Two words: pearl and shell – what’s the connection? There’s the obvious – pearls grow in shells (amazingly, any mollusc can grow a pearl, it just needs a tapeworm larva or similar to be trapped inside its walls). Then there’s the less obvious connection, which merits some consideration in a new exhibition at the Victoria and Albert Museum (V&A): the currency of the Gulf. I’m talking about Shell oil, and the legacy of the pearl trade.
The exhibition celebrates the history of pearls from ancient Rome to the swanky shopping streets of 21st-century Knightsbridge. But take one look at the sponsors of the show, and there appears beneath the glitz and glamour of stones once worn by Charles I, Catherine the Great, and Marilyn Monroe, a far subtler story about the commerce of East and West.
‘Pearls’ is a collaboration between the V&A and the Qatar Museums Authority and part of the Qatar UK 2013 Year of Culture – a programme of cultural exchanges. It is sponsored by Shell.
The partnership makes good sense. Qatar’s collection of pearls and pearl-related artefacts, as this exhibition shows, is impressive. For much of its history, Qatar thrived on its pearl banks. A huge number of the exquisite pieces of jewellery on display – the necklaces and earrings and grand brooches of empresses, queens, and aristocrats in early modern Europe – have their origins in the Persian/Arabian Gulf and its ensuing trade ventures with the west. Often trade in pearls took place on the sea itself. A wooden case containing scales and equipment with which to test their quality is one of the exhibits.
Though rival banks were discovered beneath the gulfs of Mexico and Venezuela, they quickly dried up in the 17th century under the force of demand. Even men were partial to pearls – the ordinarily restrained George III commissioned a smart coat with beautiful blue enamel and pearl buttons. The preference was generally for the natural pearls of the Middle East over the freshwater varieties found off the coasts of England and Scotland.
But the Gulf could not swim in its natural pearl supply forever. A short video shows the last, as ever precarious, dive for natural pearls taking place off the coast of Qatar in 1972. Already by now the cultured pearl industry, as first and most prolifically exploited by a Japanese entrepreneur called Mikomoto, was conquering the market.
Two years after the last dive, Qatar Petroleum was established. Where once trade ran along strings of pearls, oil took the crown. As if to reinforce that legacy, a new plant run conjointly by Qatar Petroleum and Shell to turn gas to liquid is named Pearl GTL.
Shell, though a giant in Qatar today, is an Anglo-Dutch company. Its name was inspired by a 19th-century Londoner who collected and dealt in antiquities, particularly shells. ‘Shell’ trademarked the kerosene his London company shipped to buyers east of the Suez.

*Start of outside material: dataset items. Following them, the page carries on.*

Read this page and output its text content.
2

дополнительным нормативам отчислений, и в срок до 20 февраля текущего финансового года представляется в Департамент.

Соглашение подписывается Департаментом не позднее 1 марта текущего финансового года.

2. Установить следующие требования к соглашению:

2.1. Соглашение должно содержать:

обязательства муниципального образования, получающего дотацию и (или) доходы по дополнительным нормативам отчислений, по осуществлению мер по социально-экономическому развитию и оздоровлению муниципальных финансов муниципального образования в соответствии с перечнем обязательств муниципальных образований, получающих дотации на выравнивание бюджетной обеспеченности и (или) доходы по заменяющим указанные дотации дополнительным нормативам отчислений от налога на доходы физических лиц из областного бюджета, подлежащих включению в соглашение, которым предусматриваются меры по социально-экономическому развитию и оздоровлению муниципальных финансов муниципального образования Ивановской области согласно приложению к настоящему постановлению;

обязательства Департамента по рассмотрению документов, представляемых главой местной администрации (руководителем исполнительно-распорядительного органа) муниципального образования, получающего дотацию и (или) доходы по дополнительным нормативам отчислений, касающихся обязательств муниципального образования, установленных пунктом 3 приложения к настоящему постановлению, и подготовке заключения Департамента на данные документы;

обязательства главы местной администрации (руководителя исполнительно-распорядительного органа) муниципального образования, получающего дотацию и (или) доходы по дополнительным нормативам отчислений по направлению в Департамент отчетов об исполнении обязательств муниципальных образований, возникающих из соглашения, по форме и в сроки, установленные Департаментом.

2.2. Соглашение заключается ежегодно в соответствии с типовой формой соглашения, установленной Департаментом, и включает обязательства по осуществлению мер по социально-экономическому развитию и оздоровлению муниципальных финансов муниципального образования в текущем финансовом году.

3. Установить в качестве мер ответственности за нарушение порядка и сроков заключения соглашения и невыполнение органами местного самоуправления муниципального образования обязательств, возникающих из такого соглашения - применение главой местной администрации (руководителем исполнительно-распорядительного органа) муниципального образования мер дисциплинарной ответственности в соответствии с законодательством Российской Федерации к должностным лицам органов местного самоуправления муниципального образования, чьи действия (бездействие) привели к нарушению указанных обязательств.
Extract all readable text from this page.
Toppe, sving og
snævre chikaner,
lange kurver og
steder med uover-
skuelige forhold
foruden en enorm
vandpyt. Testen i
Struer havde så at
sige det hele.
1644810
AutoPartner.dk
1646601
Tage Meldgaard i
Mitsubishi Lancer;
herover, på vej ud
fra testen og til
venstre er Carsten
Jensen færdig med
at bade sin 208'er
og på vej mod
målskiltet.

Such a rich history of altered exchange, from pearls to gas, east to west, and back again, is never explicitly realised in the V&A show. Nor is any comparison drawn between the shift from natural to cultured pearls and our vital hunt for replacements for natural energy sources. Pearls, after all, can only ever provide one important part of the picture. But boy, is that part attractive.
‘Pearls’ is at the Victoria and Albert Museum until 19 January 2014.